Systems without the attribute are unchanged: allocator-backed backends keep the RFC-0020 shape, and dynamic-language backends — where short-lived small objects are the idiomatic allocation and a pool buys nothing — need not implement the mode at all.
Examples
A small control-plane machine of the kind a systems target dispatches from an interrupt or runs on a fixed heap:
@@[no_alloc]
@@system PortReset {
interface:
connect()
reset_done()
timeout()
machine:
$Idle { connect() { -> $Resetting } }
$Resetting {
reset_done() { -> $Enabled }
timeout() { -> $Idle }
}
$Enabled { }
}
Under @@[no_alloc], dispatching connect() allocates nothing: the event is a
Copy value, the (empty) context is inline, and the context stack is a
fixed-depth array. The same .frs without the attribute compiles to the
RFC-0020 allocating shape — the attribute is the only difference.

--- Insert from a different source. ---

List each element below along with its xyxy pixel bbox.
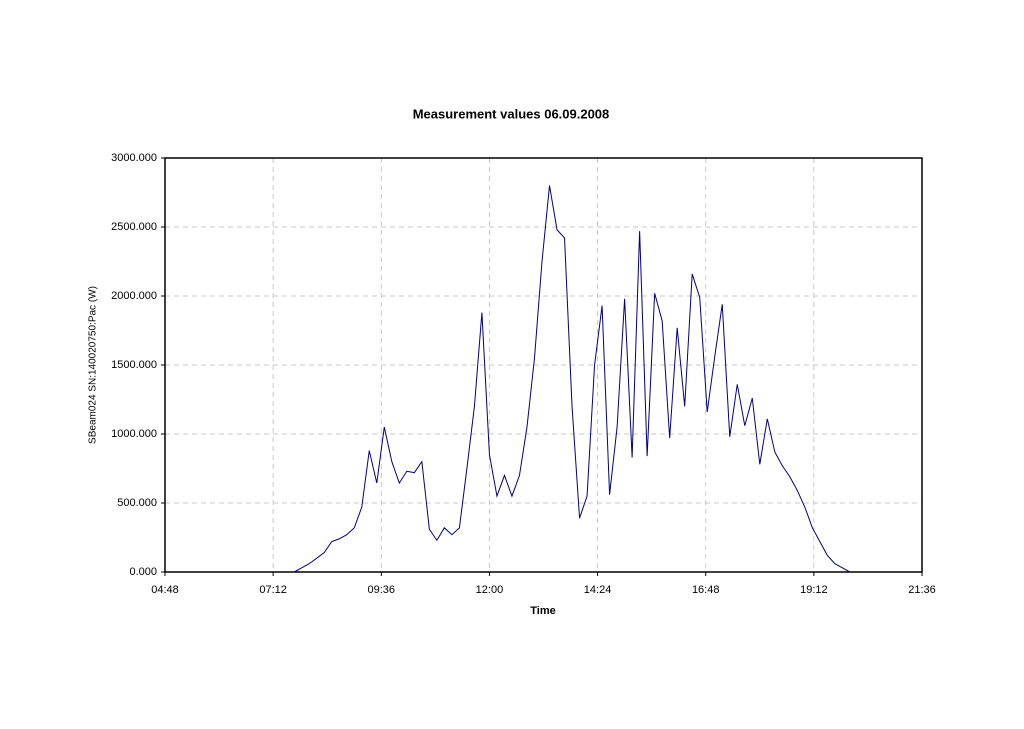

A system that wouldn’t qualify — a String event payload — is rejected rather
than silently allocated:
@@[no_alloc]
@@system Logger {
interface:
log(line: String) // compile error under @@[no_alloc]: non-Copy payload
machine:
$Open { log(line: String) { } }
}
Alternatives
- Status quo: keep per-event allocation, rely on “post then drain.” Works, and is the current practice for interrupt-driven systems code. But it forces the post/drain indirection onto every interrupt path, bars Frame from data paths entirely, and does nothing for allocator-less targets. It treats a runtime limitation as something every user must architect around.
- A universal event pool (RFC-0021 item 1, applied to every backend). Adds pool machinery to dynamic-language backends whose allocators already handle short-lived small objects well, for no benefit there. Opt-in confines the machinery to the targets that need it.
- Caller-supplied storage / a per-dispatch arena. Pushes the burden onto the user at every call site and leaks runtime mechanics into user code; the attribute keeps the guarantee inside the generated system.
- Make the no-alloc shape always-on (no attribute). Changes every backend’s idiomatic output and imposes the systems profile (Copy-only payloads, bounded depth) on systems that have no reason to accept those restrictions. Opt-in preserves the expressive default and offers the constrained profile only where it’s wanted.
Migration
Source-additive: a new opt-in attribute. Systems that don’t use it are unchanged,
and existing code keeps compiling exactly as before. A system that adds
@@[no_alloc] must satisfy the systems profile (Copy events, statically-bounded
nesting); the compiler reports a violation rather than silently allocating.
References
- RFC-0020 — runtime reference architecture; the dispatch shape this constrains.
- RFC-0021 — runtime performance optimizations; parked the event pool as item 1, which this RFC lifts and prioritizes.
- RFC-0025 — typed compartment payload; the typed per-state context this stores inline.